Тонкий, звенящий дискант ребёнка всё сильнее возбуждал в нём странные, непривычные мысли. Он шагал медленно, задумчиво, плотно закутавшись шинелью, и, вслушиваясь в музыку её речи, подумал, что ей, должно быть, очень холодно в этот свежий весенний вечер, и, машинально взглянув на её ноги, почувствовал, что его неприятно укололо где-то. Грязные, стоптанные башмачишки на её быстро и гулко топавших о мостовую ножках широко улыбались всякий раз, когда она высоко подымала ногу, улыбались, и эта улыбка открывала маленькие голые и мокрые пальцы, покрасневшие от холода. И как она грязна и оборвана!.. Он поднял голову и посмотрел вдоль улицы.

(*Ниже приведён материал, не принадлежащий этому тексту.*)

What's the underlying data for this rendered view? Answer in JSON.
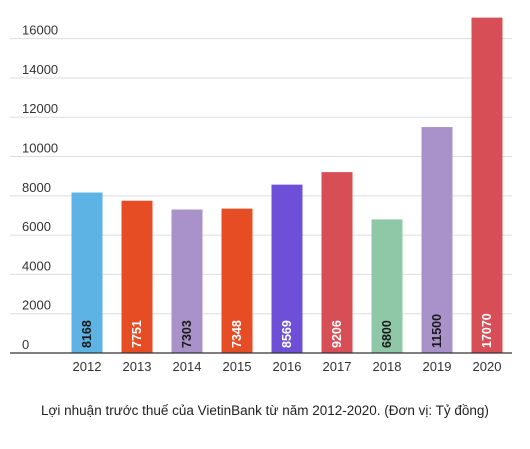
{
  "chart_data": {
    "type": "bar",
    "categories": [
      "2012",
      "2013",
      "2014",
      "2015",
      "2016",
      "2017",
      "2018",
      "2019",
      "2020"
    ],
    "values": [
      8168,
      7751,
      7303,
      7348,
      8569,
      9206,
      6800,
      11500,
      17070
    ],
    "data_labels": [
      "8168",
      "7751",
      "7303",
      "7348",
      "8569",
      "9206",
      "6800",
      "11500",
      "17070"
    ],
    "bar_colors": [
      "#5db3e4",
      "#e64d24",
      "#a991c9",
      "#e64d24",
      "#6e50d8",
      "#d84e57",
      "#8ec8a6",
      "#a991c9",
      "#d84e57"
    ],
    "label_colors": [
      "#1a1a1a",
      "#ffffff",
      "#1a1a1a",
      "#ffffff",
      "#ffffff",
      "#ffffff",
      "#1a1a1a",
      "#1a1a1a",
      "#ffffff"
    ],
    "ylim": [
      0,
      17000
    ],
    "yticks": [
      0,
      2000,
      4000,
      6000,
      8000,
      10000,
      12000,
      14000,
      16000
    ],
    "ytick_labels": [
      "0",
      "2000",
      "4000",
      "6000",
      "8000",
      "10000",
      "12000",
      "14000",
      "16000"
    ],
    "grid": true,
    "legend": "none",
    "caption": "Lợi nhuận trước thuế của VietinBank từ năm 2012-2020. (Đơn vị: Tỷ đồng)"
  }
}
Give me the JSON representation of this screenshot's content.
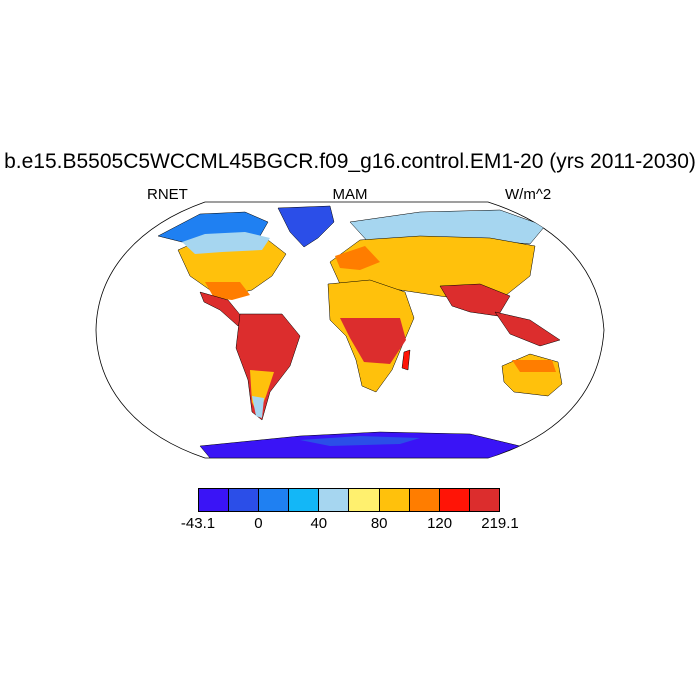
{
  "title": "b.e15.B5505C5WCCML45BGCR.f09_g16.control.EM1-20 (yrs 2011-2030)",
  "left_label": "RNET",
  "center_label": "MAM",
  "right_label": "W/m^2",
  "map": {
    "projection": "Robinson",
    "variable": "RNET",
    "season": "MAM",
    "units": "W/m^2"
  },
  "colorbar": {
    "colors": [
      "#3a14f6",
      "#2b4ee8",
      "#1f80f2",
      "#13b7f7",
      "#a6d6f0",
      "#fff06e",
      "#ffc10c",
      "#ff7d00",
      "#ff1406",
      "#dc2d2d"
    ],
    "labels": [
      "-43.1",
      "0",
      "40",
      "80",
      "120",
      "219.1"
    ]
  }
}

Два ряда домов, больших и холодных, неприветливо смотрели тёмными пятнами окон на него и его спутницу. В их взглядах было что-то ироническое и строго определённое.
И казалось, они были недовольны им, Павлом Андреевичем, за то, что он позволял так громко звенеть этой маленькой нищей.
Павел Андреевич, приведённый в состояние какого-то тоскливого гипноза её говором, чувствуя себя утомлённым и разбитым, вдруг почему-то подумал, что если бы кто-нибудь из знакомых встретил его в этой компании, то… было бы очень нелепо.
Его и так незаслуженно считают мизантропом только за то, что он не хочет близких знакомств, тогда как он не хочет их совершенно не из человеконенавистничества. Просто потому не следует ставить себя с людьми в так называемые близкие, дружеские отношения, что такие отношения ведут за собой нелепую обязанность выслушивать от них массу рассказов о разных пошлостях, об интригах, о здоровье и характере их жён и других мелких житейских событиях, до расстройства желудка включительно. На что нужны эти пустые и пошлые разговоры? Всё это неважно и ненужно. Покой, созерцание, иногда любопытство, но любопытство без страсти, без самозабвения, – вот нормальная жизнь.
Внутренний мир современного человека настолько сложен и разнообразен, что, изучая его, можно совершенно и полно удовлетворить тщеславную жажду ума больше знать. А мир внешних явлений, – он слишком нервозен и слишком скоро утомляет человека, который хочет жить просто и спокойно. Чем больше изолирован человек от других людей, тем он счастливее, ибо счастие – это покой, не больше. Зачем же нужна эта ангельски красивая девочка в лохмотьях ему, Павлу Андреевичу, товарищу прокурора и человеку с установившимися взглядами на жизнь?